С другой стороны, и теория и практика психотерапии прошли слишком большой путь, чтобы мы могли обойтись без обсуждения того, как именно и то и другое получает свое развитие, даже если обозначившаяся уже перспектива понимания того, к чему такое развитие ведет — верна. Вопрос о том, как психотерапевтические теории уточняются и пересматриваются, интересен еще и тем, что он различим и для представителей иной, чем высказанная, точек зрения. Автор [2, с.262] полагает, что терапевт структурирует реальность, рассматривая ее через призму своих теоретических конструкций (что собственно не обязательно оспаривать, вопрос лишь в том, что происходит дальше), и вынужден сам назвать слабое место такого понимания: так «не могли бы возникнуть новые теории, а существующие — критиковаться или пересматриваться. Очевидно, между специфичным для конкретной школы образованием и восприятием или формированием терапевтического процесса нет замкнутого круга». Чем же разомкнут этот круг? Что за промежуточное звено потеряно тут пока? Мы еще немного продвинемся в способности представить его для себя, если вчитаемся вот в что: то, что «практика подготовленных терапевтов разных школ намного более сходна, чем практика начинающих» [там же]. При этом школы и теории так последовательно дистанцируются одна от другой, что нельзя не видеть именно в такой непримиримости залог будущего сходства практик.

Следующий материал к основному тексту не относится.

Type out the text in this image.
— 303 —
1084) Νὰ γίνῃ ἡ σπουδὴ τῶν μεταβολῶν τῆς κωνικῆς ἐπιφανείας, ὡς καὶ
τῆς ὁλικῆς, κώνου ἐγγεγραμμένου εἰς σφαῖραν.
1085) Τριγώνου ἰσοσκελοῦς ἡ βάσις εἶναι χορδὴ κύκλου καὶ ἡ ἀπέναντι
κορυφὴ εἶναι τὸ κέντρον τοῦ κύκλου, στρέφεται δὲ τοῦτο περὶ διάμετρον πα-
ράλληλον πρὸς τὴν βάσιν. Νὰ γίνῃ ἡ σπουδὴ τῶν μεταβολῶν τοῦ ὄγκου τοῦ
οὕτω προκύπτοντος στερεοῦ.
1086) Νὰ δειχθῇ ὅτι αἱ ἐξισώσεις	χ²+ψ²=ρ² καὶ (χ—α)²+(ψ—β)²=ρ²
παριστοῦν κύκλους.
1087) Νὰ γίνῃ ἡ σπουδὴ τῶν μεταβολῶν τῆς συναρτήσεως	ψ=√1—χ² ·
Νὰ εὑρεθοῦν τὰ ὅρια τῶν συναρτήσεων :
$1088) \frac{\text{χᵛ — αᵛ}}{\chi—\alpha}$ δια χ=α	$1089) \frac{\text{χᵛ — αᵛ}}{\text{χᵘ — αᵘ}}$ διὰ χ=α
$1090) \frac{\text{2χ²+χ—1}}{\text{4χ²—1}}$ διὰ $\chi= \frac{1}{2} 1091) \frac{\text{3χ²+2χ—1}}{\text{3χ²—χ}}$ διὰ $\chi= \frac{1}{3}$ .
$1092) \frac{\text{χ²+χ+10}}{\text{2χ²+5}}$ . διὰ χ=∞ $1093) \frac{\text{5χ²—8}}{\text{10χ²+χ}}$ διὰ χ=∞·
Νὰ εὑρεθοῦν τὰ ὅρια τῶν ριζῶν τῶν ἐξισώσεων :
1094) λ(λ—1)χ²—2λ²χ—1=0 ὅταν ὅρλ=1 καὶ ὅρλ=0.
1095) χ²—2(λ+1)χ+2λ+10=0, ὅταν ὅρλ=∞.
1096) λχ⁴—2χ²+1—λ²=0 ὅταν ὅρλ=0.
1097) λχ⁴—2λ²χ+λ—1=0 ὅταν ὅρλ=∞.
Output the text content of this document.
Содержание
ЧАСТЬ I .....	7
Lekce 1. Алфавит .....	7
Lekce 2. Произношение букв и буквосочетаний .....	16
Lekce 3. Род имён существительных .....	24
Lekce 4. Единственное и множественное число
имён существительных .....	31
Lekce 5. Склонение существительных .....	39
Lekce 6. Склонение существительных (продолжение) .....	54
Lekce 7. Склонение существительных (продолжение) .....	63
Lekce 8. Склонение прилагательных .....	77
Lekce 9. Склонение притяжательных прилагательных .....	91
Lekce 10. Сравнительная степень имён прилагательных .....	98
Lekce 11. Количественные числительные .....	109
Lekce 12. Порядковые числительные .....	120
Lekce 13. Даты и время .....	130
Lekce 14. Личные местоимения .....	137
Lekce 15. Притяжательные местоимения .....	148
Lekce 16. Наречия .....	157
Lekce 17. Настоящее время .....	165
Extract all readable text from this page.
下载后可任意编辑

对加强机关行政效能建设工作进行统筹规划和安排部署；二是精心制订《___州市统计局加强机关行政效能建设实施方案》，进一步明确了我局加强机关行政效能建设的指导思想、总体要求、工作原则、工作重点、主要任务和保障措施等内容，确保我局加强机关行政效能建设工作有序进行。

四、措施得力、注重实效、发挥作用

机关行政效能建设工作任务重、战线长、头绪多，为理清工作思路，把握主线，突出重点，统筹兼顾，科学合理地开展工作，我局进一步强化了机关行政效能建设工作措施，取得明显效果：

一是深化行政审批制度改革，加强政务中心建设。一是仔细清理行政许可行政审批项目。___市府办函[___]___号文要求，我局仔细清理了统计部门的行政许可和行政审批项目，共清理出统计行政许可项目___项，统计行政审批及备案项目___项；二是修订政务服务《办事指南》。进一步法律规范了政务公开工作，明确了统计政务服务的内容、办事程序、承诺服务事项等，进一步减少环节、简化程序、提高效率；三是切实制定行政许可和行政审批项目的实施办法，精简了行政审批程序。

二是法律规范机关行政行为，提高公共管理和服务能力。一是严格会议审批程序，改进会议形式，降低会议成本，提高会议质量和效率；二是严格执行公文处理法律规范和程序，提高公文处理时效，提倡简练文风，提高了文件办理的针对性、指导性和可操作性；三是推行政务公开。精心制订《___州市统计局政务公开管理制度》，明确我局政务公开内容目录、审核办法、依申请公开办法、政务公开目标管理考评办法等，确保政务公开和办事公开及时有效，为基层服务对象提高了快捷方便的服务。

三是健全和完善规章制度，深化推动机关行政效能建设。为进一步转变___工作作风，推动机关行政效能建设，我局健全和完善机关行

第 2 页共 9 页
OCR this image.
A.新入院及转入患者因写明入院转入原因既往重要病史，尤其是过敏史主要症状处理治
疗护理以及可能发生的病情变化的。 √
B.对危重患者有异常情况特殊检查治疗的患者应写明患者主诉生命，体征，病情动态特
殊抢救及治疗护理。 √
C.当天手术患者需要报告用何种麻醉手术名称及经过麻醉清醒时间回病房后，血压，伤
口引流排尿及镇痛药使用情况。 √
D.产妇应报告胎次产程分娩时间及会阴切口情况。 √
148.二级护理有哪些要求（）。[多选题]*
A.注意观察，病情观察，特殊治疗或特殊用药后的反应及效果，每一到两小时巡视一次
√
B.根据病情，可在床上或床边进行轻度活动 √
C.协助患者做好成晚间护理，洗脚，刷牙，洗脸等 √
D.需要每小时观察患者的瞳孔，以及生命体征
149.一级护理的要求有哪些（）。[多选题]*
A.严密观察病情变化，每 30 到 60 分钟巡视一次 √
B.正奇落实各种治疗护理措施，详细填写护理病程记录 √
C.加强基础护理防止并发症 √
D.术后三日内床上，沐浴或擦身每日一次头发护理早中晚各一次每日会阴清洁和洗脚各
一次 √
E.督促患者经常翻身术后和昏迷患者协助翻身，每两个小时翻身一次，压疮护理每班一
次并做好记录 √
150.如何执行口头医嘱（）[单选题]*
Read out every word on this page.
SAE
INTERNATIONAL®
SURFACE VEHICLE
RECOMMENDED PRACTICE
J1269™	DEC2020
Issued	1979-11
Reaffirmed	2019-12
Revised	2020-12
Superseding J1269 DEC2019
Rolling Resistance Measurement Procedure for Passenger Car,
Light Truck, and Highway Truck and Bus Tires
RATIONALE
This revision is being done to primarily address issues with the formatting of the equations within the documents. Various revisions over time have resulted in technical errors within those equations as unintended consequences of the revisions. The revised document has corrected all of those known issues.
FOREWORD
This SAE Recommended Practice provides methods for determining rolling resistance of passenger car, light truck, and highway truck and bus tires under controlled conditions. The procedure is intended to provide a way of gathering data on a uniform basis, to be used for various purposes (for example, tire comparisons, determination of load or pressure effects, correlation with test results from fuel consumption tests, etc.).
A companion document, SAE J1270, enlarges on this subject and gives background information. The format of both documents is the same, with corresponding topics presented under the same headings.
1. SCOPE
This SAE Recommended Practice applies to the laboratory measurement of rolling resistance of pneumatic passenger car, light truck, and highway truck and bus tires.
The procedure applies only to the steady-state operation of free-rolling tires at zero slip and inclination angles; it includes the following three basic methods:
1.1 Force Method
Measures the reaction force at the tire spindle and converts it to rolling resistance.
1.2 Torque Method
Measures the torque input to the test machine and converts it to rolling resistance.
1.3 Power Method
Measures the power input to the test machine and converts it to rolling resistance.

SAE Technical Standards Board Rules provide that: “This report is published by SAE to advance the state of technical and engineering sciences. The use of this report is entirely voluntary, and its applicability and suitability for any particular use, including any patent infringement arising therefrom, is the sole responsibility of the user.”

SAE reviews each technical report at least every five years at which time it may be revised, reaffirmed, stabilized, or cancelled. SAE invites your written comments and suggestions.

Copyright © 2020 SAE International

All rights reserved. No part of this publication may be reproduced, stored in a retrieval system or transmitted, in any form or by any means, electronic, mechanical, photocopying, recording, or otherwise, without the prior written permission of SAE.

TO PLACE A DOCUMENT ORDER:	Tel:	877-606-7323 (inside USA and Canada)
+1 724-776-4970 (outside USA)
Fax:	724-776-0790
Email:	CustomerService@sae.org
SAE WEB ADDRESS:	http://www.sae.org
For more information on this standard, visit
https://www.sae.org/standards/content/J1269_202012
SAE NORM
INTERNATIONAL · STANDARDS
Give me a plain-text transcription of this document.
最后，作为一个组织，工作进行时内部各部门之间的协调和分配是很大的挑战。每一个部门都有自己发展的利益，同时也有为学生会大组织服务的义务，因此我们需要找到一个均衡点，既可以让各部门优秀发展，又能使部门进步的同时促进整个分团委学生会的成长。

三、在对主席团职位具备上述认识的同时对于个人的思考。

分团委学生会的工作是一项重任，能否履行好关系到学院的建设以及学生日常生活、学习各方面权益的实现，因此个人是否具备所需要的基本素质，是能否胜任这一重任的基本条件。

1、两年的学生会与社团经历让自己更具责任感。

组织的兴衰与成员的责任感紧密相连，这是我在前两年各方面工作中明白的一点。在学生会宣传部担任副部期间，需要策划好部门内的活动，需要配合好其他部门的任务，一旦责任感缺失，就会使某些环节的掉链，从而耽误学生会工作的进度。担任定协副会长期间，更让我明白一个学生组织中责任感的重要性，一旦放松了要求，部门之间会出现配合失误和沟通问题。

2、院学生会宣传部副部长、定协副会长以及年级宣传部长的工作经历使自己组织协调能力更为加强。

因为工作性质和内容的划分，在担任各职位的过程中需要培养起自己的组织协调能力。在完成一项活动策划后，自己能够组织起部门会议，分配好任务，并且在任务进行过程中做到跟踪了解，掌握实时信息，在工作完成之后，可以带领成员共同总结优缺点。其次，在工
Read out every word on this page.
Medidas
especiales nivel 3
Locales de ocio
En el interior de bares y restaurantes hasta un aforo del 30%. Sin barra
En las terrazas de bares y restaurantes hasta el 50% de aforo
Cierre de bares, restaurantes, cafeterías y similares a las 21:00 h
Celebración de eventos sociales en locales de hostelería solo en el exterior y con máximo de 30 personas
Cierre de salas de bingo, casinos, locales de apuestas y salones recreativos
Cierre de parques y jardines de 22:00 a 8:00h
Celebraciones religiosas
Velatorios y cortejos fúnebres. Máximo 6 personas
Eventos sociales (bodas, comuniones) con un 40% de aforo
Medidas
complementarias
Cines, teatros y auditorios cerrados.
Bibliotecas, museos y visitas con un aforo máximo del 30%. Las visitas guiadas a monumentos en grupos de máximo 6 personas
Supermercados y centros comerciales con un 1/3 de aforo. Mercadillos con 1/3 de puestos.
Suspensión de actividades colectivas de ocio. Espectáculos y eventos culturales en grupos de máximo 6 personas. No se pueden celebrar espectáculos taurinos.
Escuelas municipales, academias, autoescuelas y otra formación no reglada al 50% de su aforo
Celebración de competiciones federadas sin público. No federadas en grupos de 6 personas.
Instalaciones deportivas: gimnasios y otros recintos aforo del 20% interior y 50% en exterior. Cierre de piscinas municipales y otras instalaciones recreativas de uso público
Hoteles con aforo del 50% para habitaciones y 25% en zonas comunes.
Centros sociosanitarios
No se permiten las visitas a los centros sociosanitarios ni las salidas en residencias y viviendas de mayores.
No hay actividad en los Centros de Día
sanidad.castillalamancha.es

Тут мало сказать, что теории возникают и перестраиваются по некоему сходному механизму; это должен быть механизм, равно ответственный как за очевидные всем различия, так и за выясненное специальными исследованиями сходство.

Главная тема в описаниях взаимоотношений теории и практики — спонтанный характер взаимопереходов между ними. Тут ссылаются на традицию, начатую уже Фройдом [1, с.91], и приводят его слова, что в психоанализе с самого начала существовала связь между познанием и лечением. Фильц уточняет тут о Фройде, что он видел в психоанализе две составляющий, исследование и лечение, и предпочитал не выбирать одну, а идти то одним путем, то другим [14, с.278]. Вот эта спонтанность и есть важное дополнение. Попытаемся прояснить его смысл. Тут нам понадобится суждение [2, с.250], отграничивающее психотерапию от медицинской практики, составленной по этому автору осуществлением и внедрением того, что было прежде открыто в исследованиях. Об этом уже говорилось; психотерапия «имеет мало общего с моделью внедрения». Но как будет выглядеть противоположность этому? Оказывается, что тут звучит даже не тема безотчетного навыка специалиста, а тема доразвития метода при исходном намерении воплотить его без изменений. Если «в отношении конкретных проблем пациента задействуется (обсуждается) только уже известные концепции теории душевной жизни человека... в действительности новые познавательные открытия не осуществляются» [1, с.92]. Если же открытия происходят, если имеет место познание нового в том, что касается страдания пациента, то условием для этого будет «близкое переживанию» самопознание терапевта [14, с.285]. Таким образом уточнение метода и теории в целом оказывается сопряженным с переживаниями специалиста, а вернее — с его способностью к углублению переживаний: если о самопознании и новых открытиях в отношении объекта воздействия сказано, что это «один и тот же процесс» [там же], то углублению понимания должно соответствовать именно углубление способности переживать. Но это не просто стороны одного феномена; тут говорят не о чередовании, а о взаимопереходах: «научная психотерапия лечит познанием и познает лечением» [1, с.116-117].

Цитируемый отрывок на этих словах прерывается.